12 June 2012
It being a Tuesday you might expect me to be driving round the golf course talking to my geriatrics club member friends. Of course, you would be right and I await with bated breath, the five-day weather forecast, which shows me that it is going to be warm and sunny next Tuesday. Sadly, there have been very few this year. Cancelled last week due to the Queens Diamond Jubilee and this week it is a course maintenance day or something of the sort, and for that reason there is no easy and we are this week!.
I am quite keen to get back to my routine ‘ Tuesdays is geriatric golf day’ If nothing else I want to test the strength I have left in my arms to steer the electric wheelchair. I always knew that I was getting perceptibly weaker as time passed. I could no longer operate my laptop, even then, mostly is by voice activation, if I did not have the use of my one splinted finger.
I shall have to be more diligent in finding voice commands to substitute for the ‘one finger’ corrections.
I have noticed this weakness creeping up on me in other directions. For example, if I lean too far forward. I do not have enough strength left in my stomach muscles to straighten myself up. Similarly, when I’m working on the laptop and I have to lean over to the right, in order to access a particular key, sometimes I cannot get back to an upright position and have to sound my alarm for assistance.
What I have found most frustrating of all is the lack of strength in my fingers. I cannot even depress a key on the keyboard, unless it is with the splinted finger. Until now I have been lazy and taken the easy way out, but whilst I still have some strength that I really must try to find commands which will enable me to operate the laptop without touching it at all. I know it is possible, it is just a matter of educating myself.

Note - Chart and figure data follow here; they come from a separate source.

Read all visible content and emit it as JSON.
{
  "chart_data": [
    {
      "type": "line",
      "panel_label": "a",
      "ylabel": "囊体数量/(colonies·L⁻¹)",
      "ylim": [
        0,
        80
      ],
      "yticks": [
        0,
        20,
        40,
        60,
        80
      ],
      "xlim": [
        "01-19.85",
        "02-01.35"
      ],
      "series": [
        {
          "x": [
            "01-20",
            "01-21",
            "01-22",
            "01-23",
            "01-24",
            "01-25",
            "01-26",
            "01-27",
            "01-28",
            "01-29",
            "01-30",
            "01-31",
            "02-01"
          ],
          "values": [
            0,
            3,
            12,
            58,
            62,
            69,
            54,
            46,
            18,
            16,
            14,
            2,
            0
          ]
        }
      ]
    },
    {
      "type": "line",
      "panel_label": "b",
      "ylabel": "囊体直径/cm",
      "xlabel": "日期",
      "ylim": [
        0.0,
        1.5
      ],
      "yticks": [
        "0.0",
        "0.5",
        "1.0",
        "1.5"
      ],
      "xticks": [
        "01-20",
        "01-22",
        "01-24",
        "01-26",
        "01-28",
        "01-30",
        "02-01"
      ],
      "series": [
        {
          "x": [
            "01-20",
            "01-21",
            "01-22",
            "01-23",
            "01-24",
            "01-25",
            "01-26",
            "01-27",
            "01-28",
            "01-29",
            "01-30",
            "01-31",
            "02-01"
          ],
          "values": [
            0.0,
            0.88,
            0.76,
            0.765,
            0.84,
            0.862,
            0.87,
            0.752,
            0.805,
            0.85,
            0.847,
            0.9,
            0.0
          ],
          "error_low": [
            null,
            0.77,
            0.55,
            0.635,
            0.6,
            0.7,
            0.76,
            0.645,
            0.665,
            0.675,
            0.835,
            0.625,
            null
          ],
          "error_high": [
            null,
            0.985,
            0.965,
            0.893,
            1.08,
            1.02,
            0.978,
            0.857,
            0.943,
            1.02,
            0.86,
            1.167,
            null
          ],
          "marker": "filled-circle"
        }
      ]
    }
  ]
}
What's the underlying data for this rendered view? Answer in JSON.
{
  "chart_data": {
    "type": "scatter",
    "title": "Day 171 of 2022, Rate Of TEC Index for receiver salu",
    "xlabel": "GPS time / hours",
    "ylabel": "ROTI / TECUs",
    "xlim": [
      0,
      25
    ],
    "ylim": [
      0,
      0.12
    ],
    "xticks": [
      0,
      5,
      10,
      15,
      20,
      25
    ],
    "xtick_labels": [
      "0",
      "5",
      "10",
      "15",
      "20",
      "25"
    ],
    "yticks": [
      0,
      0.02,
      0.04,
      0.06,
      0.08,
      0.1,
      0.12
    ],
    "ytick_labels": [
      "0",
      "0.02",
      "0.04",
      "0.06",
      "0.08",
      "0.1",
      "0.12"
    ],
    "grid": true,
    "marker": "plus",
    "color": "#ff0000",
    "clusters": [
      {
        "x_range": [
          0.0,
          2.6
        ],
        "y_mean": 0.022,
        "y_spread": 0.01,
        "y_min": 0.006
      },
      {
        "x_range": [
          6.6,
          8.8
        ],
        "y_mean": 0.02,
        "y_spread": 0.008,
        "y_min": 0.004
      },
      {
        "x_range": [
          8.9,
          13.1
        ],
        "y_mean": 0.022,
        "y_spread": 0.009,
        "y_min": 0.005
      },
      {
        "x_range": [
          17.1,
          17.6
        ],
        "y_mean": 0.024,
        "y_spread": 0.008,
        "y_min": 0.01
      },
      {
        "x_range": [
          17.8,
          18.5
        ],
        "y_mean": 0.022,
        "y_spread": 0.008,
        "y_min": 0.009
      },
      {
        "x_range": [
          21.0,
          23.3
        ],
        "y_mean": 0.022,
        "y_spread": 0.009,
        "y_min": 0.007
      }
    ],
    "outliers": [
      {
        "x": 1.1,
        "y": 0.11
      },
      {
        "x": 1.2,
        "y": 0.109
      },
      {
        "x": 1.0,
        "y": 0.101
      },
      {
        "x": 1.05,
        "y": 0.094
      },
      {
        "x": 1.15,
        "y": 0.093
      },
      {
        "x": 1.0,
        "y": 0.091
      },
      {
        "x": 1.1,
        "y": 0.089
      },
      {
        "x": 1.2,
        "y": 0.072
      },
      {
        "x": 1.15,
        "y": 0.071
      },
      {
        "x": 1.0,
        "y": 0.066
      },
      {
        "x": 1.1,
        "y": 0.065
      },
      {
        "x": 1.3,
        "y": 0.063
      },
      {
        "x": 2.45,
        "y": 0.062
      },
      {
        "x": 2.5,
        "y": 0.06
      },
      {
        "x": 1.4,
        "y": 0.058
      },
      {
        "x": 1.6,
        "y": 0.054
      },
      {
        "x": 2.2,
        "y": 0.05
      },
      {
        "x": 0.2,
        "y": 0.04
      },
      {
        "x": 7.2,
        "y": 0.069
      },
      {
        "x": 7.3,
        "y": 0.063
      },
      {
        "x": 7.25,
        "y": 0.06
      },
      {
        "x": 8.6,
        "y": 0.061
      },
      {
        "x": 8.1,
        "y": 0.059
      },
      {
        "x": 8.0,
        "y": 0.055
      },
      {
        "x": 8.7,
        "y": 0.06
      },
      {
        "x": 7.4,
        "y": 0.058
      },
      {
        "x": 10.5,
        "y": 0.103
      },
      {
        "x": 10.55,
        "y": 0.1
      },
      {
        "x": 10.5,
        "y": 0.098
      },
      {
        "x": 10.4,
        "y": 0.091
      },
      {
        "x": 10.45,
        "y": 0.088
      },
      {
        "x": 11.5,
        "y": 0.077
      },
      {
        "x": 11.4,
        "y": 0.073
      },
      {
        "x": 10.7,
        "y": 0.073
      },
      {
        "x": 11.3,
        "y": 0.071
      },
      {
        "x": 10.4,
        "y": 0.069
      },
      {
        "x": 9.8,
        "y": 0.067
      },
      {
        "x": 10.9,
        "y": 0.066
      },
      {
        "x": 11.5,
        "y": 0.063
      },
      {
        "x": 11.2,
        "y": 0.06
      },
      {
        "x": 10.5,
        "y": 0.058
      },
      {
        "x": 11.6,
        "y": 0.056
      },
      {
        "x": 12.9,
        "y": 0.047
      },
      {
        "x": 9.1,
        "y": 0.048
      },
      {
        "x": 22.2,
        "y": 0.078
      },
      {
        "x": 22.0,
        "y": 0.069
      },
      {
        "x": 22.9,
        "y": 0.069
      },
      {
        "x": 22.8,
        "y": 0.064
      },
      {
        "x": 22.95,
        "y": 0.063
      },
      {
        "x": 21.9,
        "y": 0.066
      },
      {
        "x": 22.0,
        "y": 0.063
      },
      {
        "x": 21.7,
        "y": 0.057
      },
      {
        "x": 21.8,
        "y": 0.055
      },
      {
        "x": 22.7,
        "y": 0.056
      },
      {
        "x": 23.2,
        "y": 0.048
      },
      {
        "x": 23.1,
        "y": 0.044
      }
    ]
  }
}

Our two visitors, Kay and Tony Dunn, postponed from yesterday came this afternoon. Kay is our old friend, whose husband, tragically died some years ago, allegedly, having attended surgery with the pain in his chest, was sent home by the Doctor, who suggested it was angina, and told to take some aspirin and come back on Monday. He died on Sunday from a massive heart attack! At least that is the story that went round at the time.
Smiler was of a similar age to Kay’s two boys, Tom and Mark and has continued this friendship, albeit, one or other of them, only rarely due to the boys both having married and having a family to consider as well as living some distance away from each other.